До сего времени, внимательно наблюдая все окружающее, я мало думал о себе. Но когда улеглось возбуждение, я начал размышлять о перемене в моей
судьбе и, пребывая все в том же строе мыслей и чувств, сказал себе: «Что я потеряю от такой перемени? Возможность делать глупости. Я стал свободнее; чем прежде. Эмиль в рабстве! — продолжал я.— А что это, собственно, значит? Разве я утратил прирожденную свободу? Разве я не родился рабом необходимости? Какое еще иго могут наложить на меня люди? Работу? Но разве я не работал, когда был свободным? Голод? Сколько раз я терпел его добровольно. Боль? Сколько бы меня люди ни терзали, они не причинят мне боль более острую, чем какая-нибудь песчинка! Гнет? Но он не будет тяжелее, чем гнет прежних цепей, а ведь я не хотел освободиться от них. С самого рождения я подвержен гнету страстей, и какая разница, кто накладывает на меня ярмо, я сам или кто другой, разве я не должен его нести вечно; кто знает, не будет ли теперешнее иго для меня легче прежнего? По крайней мере я владею разумом и смогу умерить страсть в другом человеке; а сколько раз мне изменял разум, когда я отдавался страстям! Кто наложил на меня две цепи сразу? Разве я и раньше не носил цепь? Подлинное рабство — это то, которое налагает на нас природа, люди — только ее орудия. Прикончит ли меня хозяин, или раздавит скала — не все ли равно? И самое худшее, что я могу ожидать в рабстве,— это произвол тирана, столь же неумолимого, как падающий камень. И на что мне свобода? Чего мне желать в нынешнем состоянии? Ах, чтобы вернуть себе бодрость, я должен теперь действовать, повинуясь чужой воле за неимением своей!»
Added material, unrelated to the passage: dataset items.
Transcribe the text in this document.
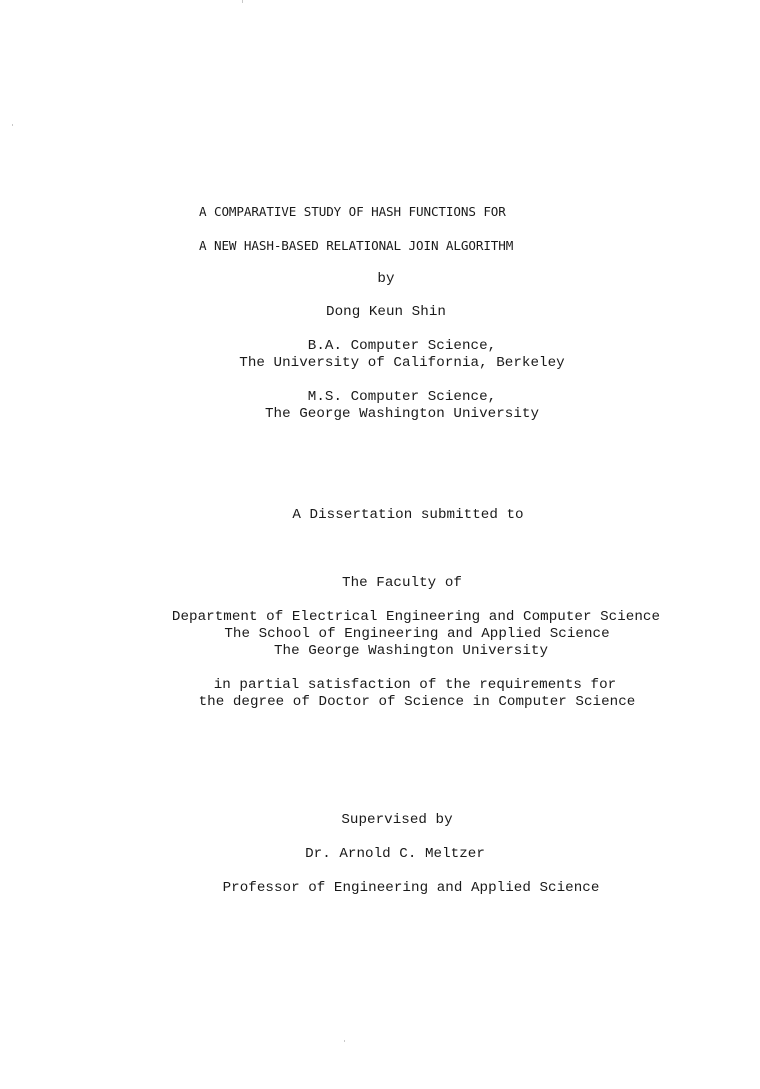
A COMPARATIVE STUDY OF HASH FUNCTIONS FOR
A NEW HASH-BASED RELATIONAL JOIN ALGORITHM
by
Dong Keun Shin
B.A. Computer Science,
The University of California, Berkeley
M.S. Computer Science,
The George Washington University
A Dissertation submitted to
The Faculty of
Department of Electrical Engineering and Computer Science
The School of Engineering and Applied Science
The George Washington University
in partial satisfaction of the requirements for
the degree of Doctor of Science in Computer Science
Supervised by
Dr. Arnold C. Meltzer
Professor of Engineering and Applied Science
Рассуждая так, я пришел к выводу, что в действительности мало что изменилось; что даже если бы всякий мог делать то, что ему вздумается, все равно никто не был бы свободен; что все люди слабы, зависят от обстоятельств и суровой необходимости; что свободен лишь тот, кто с охотой выполняет ее веления, ибо тем самым он никогда не вынужден делать того, что ему неугодно.
Да, отец мой, я смело могу сказать, что годы моего рабства были годами моего царствования, и никогда я так не владел собой, как в ту пору, когда влачил цепи варваров. Подчиняясь произволу их страстей, но не разделяя их, я научился лучше распознавать свои собственные. Заблуждения варваров были для меня более наглядным уроком, чем ваши наставления, я прошел у этих суровых учителей более полный курс философии, нежели у вас.
Впрочем, в рабстве я не испытывал такого жестокого обращения, какого ожидал. Правда, варвары обходились со мной дурно, окажись они в наших руках, им, пожалуй, пришлось бы еще хуже; я узнал, что с именами мавров и пиратов у нас связаны предрассудки, против коих я не был достаточно защищен. Им неведома жалость, но они справедливы, от них нечего ждать мягкости и милосердия, зато не приходится остерегаться их капризов и злобы. Они хотят, чтобы человек делал то, что в его силах, не требуют ничего сверх этого, карают только ослушника, но не слабосильного. Как счастливы были бы негры в Америке, если бы европейцы обнаруживали такую же справедливость; но для белых эти несчастные — только орудия труда, их ценят, лишь поскольку они полезны; в этом случае справедливость соразмерна выгоде.